Le verset biblique « que j’ai à l’oreille » en ce moment est une petite phrase de l’Evangile de Marc que nous avons lu le lundi 25 février 2019 :
« En ce temps-là, quelqu’un dans la foule s’adresse à Jésus, qui redescend de la montagne avec trois de ses disciples, et il lui dit : « Maître, je t’ai amené mon fils, il est possédé par un esprit qui le rend muet »
Marc 9, 14-29
« Maître je t’ai amené mon fils » : ce verset est resté dans mon oreille. Un peu après Jésus dit : « Amenez le moi », puis l’évangéliste Marc précise : « On le lui amena ».
Ces quelques mots : « amener un être cher à Jésus », je vais vous dire le chemin qu’ils ont fait en moi, comment ils sont venus me rejoindre et me toucher.
La veille, le dimanche matin, j’avais appris la mort accidentelle en montagne de D., et j’ai eu beaucoup d’émotion. L’après-midi, en lien ou non avec cette nouvelle, je ne sais, j’ai relu une page de Dietrich Bonhoeffer sur la prière d’intercession :
« … l’intercession n’est rien d’autre que l’acte par lequel nous présentons à Dieu notre frère en cherchant à le voir sous la croix du Christ, comme un homme pauvre et pécheur qui a besoin de sa grâce.
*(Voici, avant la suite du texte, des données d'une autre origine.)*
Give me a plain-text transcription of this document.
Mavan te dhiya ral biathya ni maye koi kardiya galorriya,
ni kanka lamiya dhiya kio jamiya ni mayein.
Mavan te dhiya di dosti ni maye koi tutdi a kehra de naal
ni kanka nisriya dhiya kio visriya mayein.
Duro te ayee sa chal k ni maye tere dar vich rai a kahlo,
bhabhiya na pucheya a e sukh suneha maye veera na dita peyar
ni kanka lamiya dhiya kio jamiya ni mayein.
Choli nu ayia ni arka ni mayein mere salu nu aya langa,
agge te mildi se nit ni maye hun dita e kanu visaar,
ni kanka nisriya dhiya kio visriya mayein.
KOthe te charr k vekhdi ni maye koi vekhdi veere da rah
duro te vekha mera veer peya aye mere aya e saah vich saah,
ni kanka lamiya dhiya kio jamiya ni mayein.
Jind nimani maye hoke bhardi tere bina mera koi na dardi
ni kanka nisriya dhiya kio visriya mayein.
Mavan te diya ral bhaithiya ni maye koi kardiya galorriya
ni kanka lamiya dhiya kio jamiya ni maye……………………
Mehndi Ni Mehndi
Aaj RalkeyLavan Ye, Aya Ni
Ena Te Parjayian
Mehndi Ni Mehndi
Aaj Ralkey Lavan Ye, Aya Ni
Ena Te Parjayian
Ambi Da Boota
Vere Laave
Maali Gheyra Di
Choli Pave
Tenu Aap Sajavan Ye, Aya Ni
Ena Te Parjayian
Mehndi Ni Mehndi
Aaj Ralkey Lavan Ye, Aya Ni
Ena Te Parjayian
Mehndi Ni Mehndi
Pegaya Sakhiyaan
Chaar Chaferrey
Dans cette perspective, (…) je le vois dans toute son indigence, dans toute sa détresse, et sa misère et son péché me pèsent comme s’ils étaient miens, de sorte que je ne puis plus rien faire d’autre que prier : Seigneur agis toi-même sur lui, selon Ta sévérité et Ta bonté. »
Sans doute cette lecture a-t-elle influencé mon écoute de la Parole, le lendemain.
A la fin de ce récit, Jésus précise : « Cette maladie ne peut se guérir que par la prière ». Alors, cette parole : « Seigneur je t’ai amené mon fils » m’a parlé de la prière. Et cette page de l’Evangile de Marc m’a décrit la prière de tous ceux qui amènent leurs proches à Jésus et lui parlent d’eux, en ce temps-là et en ce temps-ci, particulièrement ceux qui sont malades et ceux qui peinent pour vivre.
Ce lundi, à la prière, la parole : «Amenez-le moi » m’a appelée à amener, en la nommant, cette amie proche qui est malade, et avec laquelle je chemine.
Nous avons amené aussi à Jésus, en les nommant, le mari et le fils de D., dans l’espérance qu’il les relève.
Le mardi nous avons reçu une lettre de G. nous annonçant un diagnostic sévère pour l’un de ses proches. J’ai reçu cette nouvelle avec cette parole à mon oreille : « Amène-les moi ».
Dans ce même récit ,Jésus pose des questions de précision au père de l’enfant : « Depuis combien de temps cela lui arrive-t-il ? ». Ce dialogue d’une grande précision entre les deux hommes m’a fait penser aux dialogues que j’ai pu avoir avec des proches de cette amie, dialogues concrets et précis pour être au plus juste d’une présence.
J’ai éprouvé ainsi qu’il y a un lien entre « amener des gens à Jésus » dans la prière,et être en proximité avec eux. Presque comme si c’était une même démarche : les amener à Jésus, lui parler d’eux de façon précise, et m’approcher d’eux dans un échange et un dialogue dont la précision permet d’être au plus juste ensemble, et ainsi pouvoir faire le pas suivant.
La précision de l’intercession, c’est aussi ce qui est décrit dans ce récit et ce à quoi il m’appelle.
Mes mots sont un peu maladroits… Peut-être que je cherche à vous dire quelque chose du lien entre la prière et la vie, sa fécondité.
La fécondité de la prière, je l’entends aussi à la fin de ce récit quand « Jésus, saisissant la main de l’enfant, le releva et il se mit debout ».
Encore Dietrich Bonhoeffer :
« Nous voyons aussi que l’intercession est, non pas une chose générale, vague, mais un acte absolument concret. Il s’agit de prier pour telles personnes, telles difficultés, et plus l’intercession est précise, et plus aussi elle est féconde ».
Dietrich Bonhoeffer, De la vie communautaire, Ed : Delachaux et Niestlé, collection « L’actualité protestante », 1947, p. 85 – 87.